Pengalaman Perjalanan Spirirtual (Bag I)

Sebenarnya saya sedikit ragu untuk menuliskan ini di blog karena bisa menimbulkan banyak persepsi, namun di sisi lain bisa juga menginspirasi teman-teman yang mungkin memiliki pemikiran yang mirip dengan saya.

Postingan ini saya tulis dengan sangat hati-hati agar tidak ada pihak yang merasa tersinggung, namun jika ada yang merasa tidak berkenan, bukan maksud saya melakukannya, postingan ini saya tulis dengan tujuan berbagi dan mungkin bisa menginspirasi.

Ketertarikan saya dengan dunia spiritual berawal sejak masih di bangku sekolah dasar, banyak pertanyaan-pertanyaan yang mengganggu saya, petanyaan-pertanyaan tersebut terus ada sampai pada tahun 2009 saat umur saya di awal 20an tahun, di masa itu saya bertemu dengan sebuah film yang diambil dari buku karya “Rhonda byrne” berjudul “the Secret”.

Sejak saat itu hidup kehidupan saya berubah drastis dari sisi ekonomi, berkecukupan di usia muda, banyak penyimpulan-penyimpulan baru dan juga pemahaman baru, namun sebenarnya di dalam diri saya yang paling dalam ada setitik kebingungan yang tertutup oleh kesenangan-kesenangan duniawi. dan di sini saya menjadi atheis.
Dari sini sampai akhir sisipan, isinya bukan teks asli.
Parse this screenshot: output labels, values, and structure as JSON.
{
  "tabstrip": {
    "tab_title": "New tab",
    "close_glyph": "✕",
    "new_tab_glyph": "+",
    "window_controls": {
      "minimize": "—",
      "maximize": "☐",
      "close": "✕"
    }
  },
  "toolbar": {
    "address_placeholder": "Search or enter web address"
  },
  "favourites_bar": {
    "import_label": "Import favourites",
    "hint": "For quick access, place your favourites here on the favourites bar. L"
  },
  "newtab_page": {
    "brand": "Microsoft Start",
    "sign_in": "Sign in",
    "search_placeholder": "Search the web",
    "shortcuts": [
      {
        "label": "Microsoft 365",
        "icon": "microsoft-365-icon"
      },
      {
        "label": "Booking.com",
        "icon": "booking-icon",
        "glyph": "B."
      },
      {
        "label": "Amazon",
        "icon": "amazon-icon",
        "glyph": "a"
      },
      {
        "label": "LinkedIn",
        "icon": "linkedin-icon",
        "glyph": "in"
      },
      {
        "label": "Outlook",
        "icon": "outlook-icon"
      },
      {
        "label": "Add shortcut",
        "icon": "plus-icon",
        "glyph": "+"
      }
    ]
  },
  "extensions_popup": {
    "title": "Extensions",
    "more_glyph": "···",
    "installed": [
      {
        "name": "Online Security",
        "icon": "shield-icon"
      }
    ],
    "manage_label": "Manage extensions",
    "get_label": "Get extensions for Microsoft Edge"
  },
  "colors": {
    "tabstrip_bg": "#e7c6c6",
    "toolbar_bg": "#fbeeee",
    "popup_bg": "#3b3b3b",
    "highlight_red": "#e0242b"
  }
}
5 tahun berlalu kebingungan yang saya rasakan semakin membesar, bisnis cenderung stagnan, keluarga dan hubungan saya dengan orang lain juga banyak mengalami masalah. Banyak sekali pelatihan bisnis yang saya ikuti, pelatihan-pelatihan motivasi, seminar-seminar manajemen namun tidak bisa menyelesaikan permasalahan yang sebenarnya bersumber dari dalam diri saya sendiri.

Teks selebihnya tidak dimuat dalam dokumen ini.